Tuesday, December 25, 2012

NLRB issues significant decision on bargaining obligations

In Alan Ritchey, Inc., 359 NLRB No. 40 (December 14, 2012) (free download from the NLRB site) the Board has issued a significant decision expanding an employer's obligation to bargain over the imposition of discretionary discipline before imposing discipline on a bargaining unit employee. This obligation is met in the situation where a collective bargaining agreement which has a grievance and arbitration procedure in effect. The significance of this decision is the effect it will have on the period between a union becoming the bargaining representative, but before the union and employer have agreed to a first contract containing a grievance and arbitration mechanism.

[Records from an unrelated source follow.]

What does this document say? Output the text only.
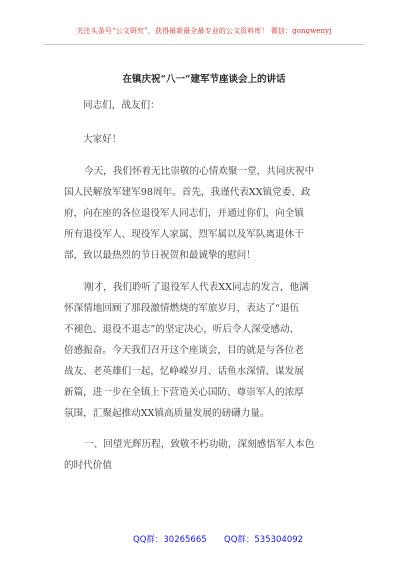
关注头条号“公文研究”，获得最新最全最专业的公文资料库！ 微信：gongwenyj
在镇庆祝“八一”建军节座谈会上的讲话
同志们，战友们：
大家好！
今天，我们怀着无比崇敬的心情欢聚一堂，共同庆祝中
国人民解放军建军98周年。首先，我谨代表XX镇党委、政
府，向在座的各位退役军人同志们，并通过你们，向全镇
所有退役军人、现役军人家属、烈军属以及军队离退休干
部，致以最热烈的节日祝贺和最诚挚的慰问！
刚才，我们聆听了退役军人代表XX同志的发言，他满
怀深情地回顾了那段激情燃烧的军旅岁月，表达了“退伍
不褪色、退役不退志”的坚定决心，听后令人深受感动、
倍感振奋。今天我们召开这个座谈会，目的就是与各位老
战友、老英雄们一起，忆峥嵘岁月、话鱼水深情、谋发展
新篇，进一步在全镇上下营造关心国防、尊崇军人的浓厚
氛围，汇聚起推动XX镇高质量发展的磅礴力量。
一、回望光辉历程，致敬不朽功勋，深刻感悟军人本色
的时代价值
QQ群：30265665 QQ群：535304092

Discretionary discipline which has "a material, substantial, and significant impact on the employees’ terms and conditions of employment" may not be imposed without first providing the union with notice and the opportunity to bargain in good faith. Money quote:

Not every unilateral change that affects terms and conditions of employment triggers the duty to bargain. Rather, the Board asks “whether the changes had a material, substantial, and significant impact on the employees’ terms and conditions of employment.” Toledo Blade Co., 343 NLRB 385, 387 (2004) (emphasis added). This test is a pragmatic one, designed to avoid imposing a bargaining requirement in situations where bargaining is unlikely to produce a different result and, correspondingly, where unilateral action is unlikely to suggest to employees that the union is ineffectual or to precipitate a labor dispute. We draw on this basic principle, adjusted to fit the present context, today. Disciplinary actions such as suspension, demotion, and discharge plainly have an inevitable and immediate impact on employees’ tenure, status, or earnings. Requiring bargaining before these sanctions are imposed is appropriate, as we will explain, because of this impact on the employee and because of the harm caused to the union’s effectiveness as the employees’ representative if bargaining is postponed. Just as plainly, however, other actions that may nevertheless be referred to as discipline and that are rightly viewed as bargainable, such as oral and written warnings, have a lesser impact on employees, viewed as of the time when action is taken and assuming that they do not themselves automatically result in additional discipline based on an employer’s progressive disciplinary system. Bargaining over these lesser sanctions—which is required insofar as they have a “material, substantial, and significant impact” on terms and conditions of employment— may properly be deferred until after they are imposed.

This is a big deal. The case conveys upon represented employees a palpable benefit of unionization even before a contract can be negotiated. Employees immediately receive the benefit of brakes being provided to a suspension or termination of employment. An employer's existing policy, which is subject to employer's discretion, may not be continued unilaterally once the union achieves representative status.